In Latin America and the Caribbean, with a total population of 625 million, 472 million people live in cities, including more than 111 million (23.5 percent) who live in slums or shantytowns. Since the 1990s, the number of slum-dwellers increased in at least one-third of Latin American cities.
“The first thing the report says is that in the past 20 years, the general tendency seen in Latin America was the growth of urban inequality,” said Elkin Velásquez, director of U.N.-Habitat for Latin America and the Caribbean. This inequality creates cities of the excluded inside large cities, where access to rights is unequal.
‘Villas miseria’ is the name for slums in Argentina. “Favelas”, “cantegriles”, “ranchos”, “tugurios”, “callampas” or “pueblos jóvenes” are among the dozens of terms used for slums in Latin America. In Mexico City it is the ‘colonias populares’.
“Bajo Autopista” (Under the Freeway), a slum built under an expressway in the Argentine capital, where some 60,000 people live just 200 metres away from El Retiro, one of the poshest neighbourhoods in the capital.
Karina Ríos’ gets light and ventilation through the space between the two halves of the elevated expressway, which is the roof for her two dark, damp rooms with bare brick walls where she lives with one of her daughters. “Ambulances won’t come in here unless the police accompany them. That’s because here, as the police say, a ‘negrito’ (poor, dark-skinned person) who dies is just another negrito. For them, we negritos are nobody,” Ríos told IPS.

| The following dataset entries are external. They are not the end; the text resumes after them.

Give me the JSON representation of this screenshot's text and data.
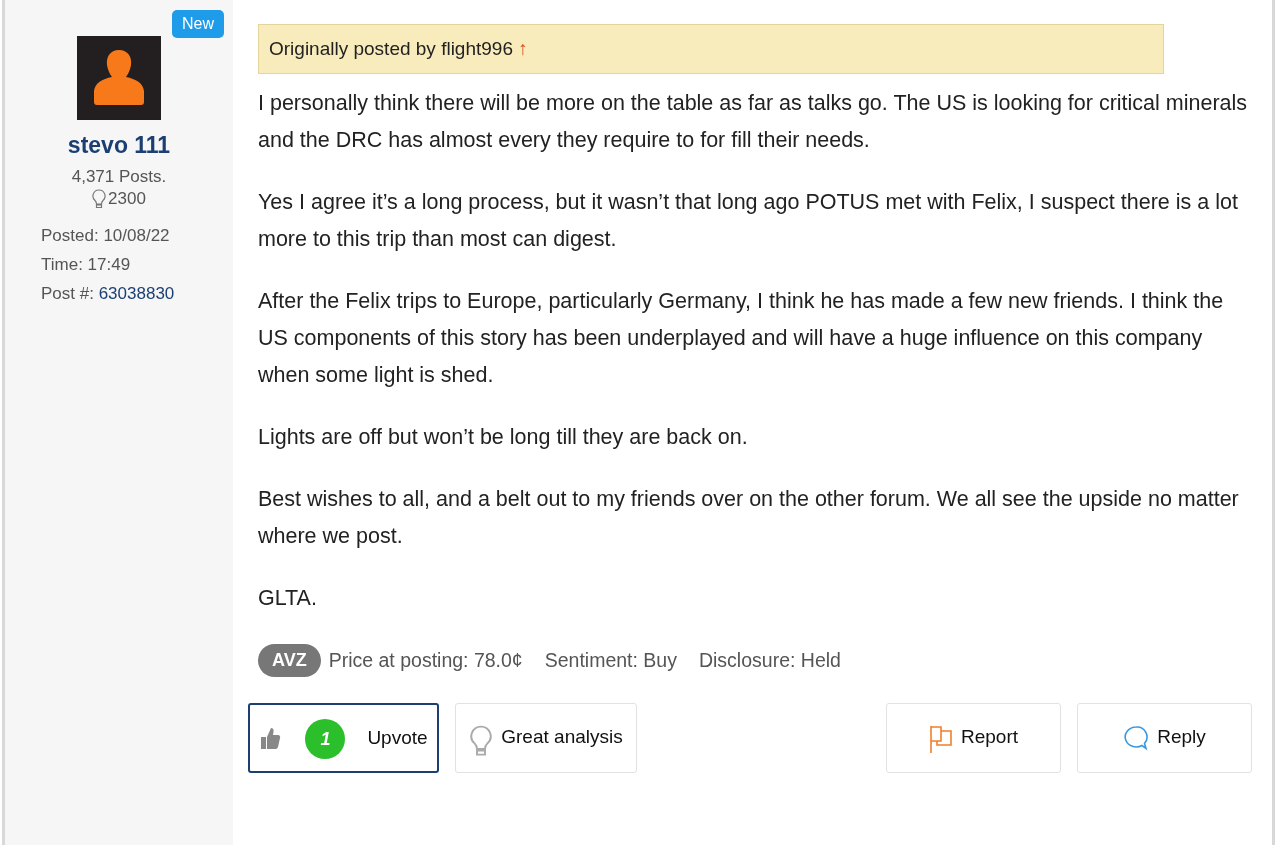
{
  "author": {
    "badge": "New",
    "name": "stevo 111",
    "posts": "4,371 Posts.",
    "likes": "2300",
    "posted_label": "Posted:",
    "posted": "10/08/22",
    "time_label": "Time:",
    "time": "17:49",
    "post_no_label": "Post #:",
    "post_no": "63038830"
  },
  "quote": {
    "text": "Originally posted by flight996",
    "arrow": "↑"
  },
  "paragraphs": [
    "I personally think there will be more on the table as far as talks go. The US is looking for critical minerals and the DRC has almost every they require to for fill their needs.",
    "Yes I agree it’s a long process, but it wasn’t that long ago POTUS met with Felix, I suspect there is a lot more to this trip than most can digest.",
    "After the Felix trips to Europe, particularly Germany, I think he has made a few new friends. I think the US components of this story has been underplayed and will have a huge influence on this company when some light is shed.",
    "Lights are off but won’t be long till they are back on.",
    "Best wishes to all, and a belt out to my friends over on the other forum. We all see the upside no matter where we post.",
    "GLTA."
  ],
  "meta": {
    "ticker": "AVZ",
    "price": "Price at posting: 78.0¢",
    "sentiment": "Sentiment: Buy",
    "disclosure": "Disclosure: Held"
  },
  "actions": [
    {
      "kind": "upvote",
      "label": "Upvote",
      "count": "1",
      "selected": true
    },
    {
      "kind": "analysis",
      "label": "Great analysis",
      "selected": false
    },
    {
      "kind": "report",
      "label": "Report",
      "selected": false
    },
    {
      "kind": "reply",
      "label": "Reply",
      "selected": false
    }
  ]
}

As an activist with the community organisation “Powerful Throat”, Ríos represents her neighbourhood now, demanding better living conditions. The main demand is “urbanisation”. “We slum-dwellers are stigmatised. And it’s because we’re not urbanised, we don’t have decent streets,” she said. “When we look for work, we don’t say where we live because if you give an address from here, they won’t hire you. ‘Villeros’ (people who live in ‘villas miseria’) are all seen as thieves.” For Ríos, urbanisation means streets have names and are paved. The streets here, most of which are dirt, are muddy and impassable when it rains. Nor are there basic public services. The list of demands is long: “We need sewers, electric power. Fires happen here because everyone is illegally connected, and short-circuits happen and the houses start to burn,” said Ríos. It also means getting medical clinics.
“This is another world. They are clearly two very different worlds. Here everyone knows each other, everyone is friends, and when you go out there it’s not just that no one knows you, or that it’s not the same way of life, but out there you live with stigma, discrimination,” said computer technician Ariel Pérez Sueldo. For this resident of Villa 31, the most pressing need is security or safety, in a broader, more inclusive sense. “Not just from the police, but in terms of the power lines, the sewers, the streets. There are places where people, to get to their homes, have to wade through knee-deep mud. There are places where power lines hang down, and kids can be electrocuted. Safety also in the sense of having a place that fire fighters and ambulances can get to,” he said. It’s as simple, according to Pérez Sueldo, as “having what everyone has: an address where they can install public services. Just be able to live normally.”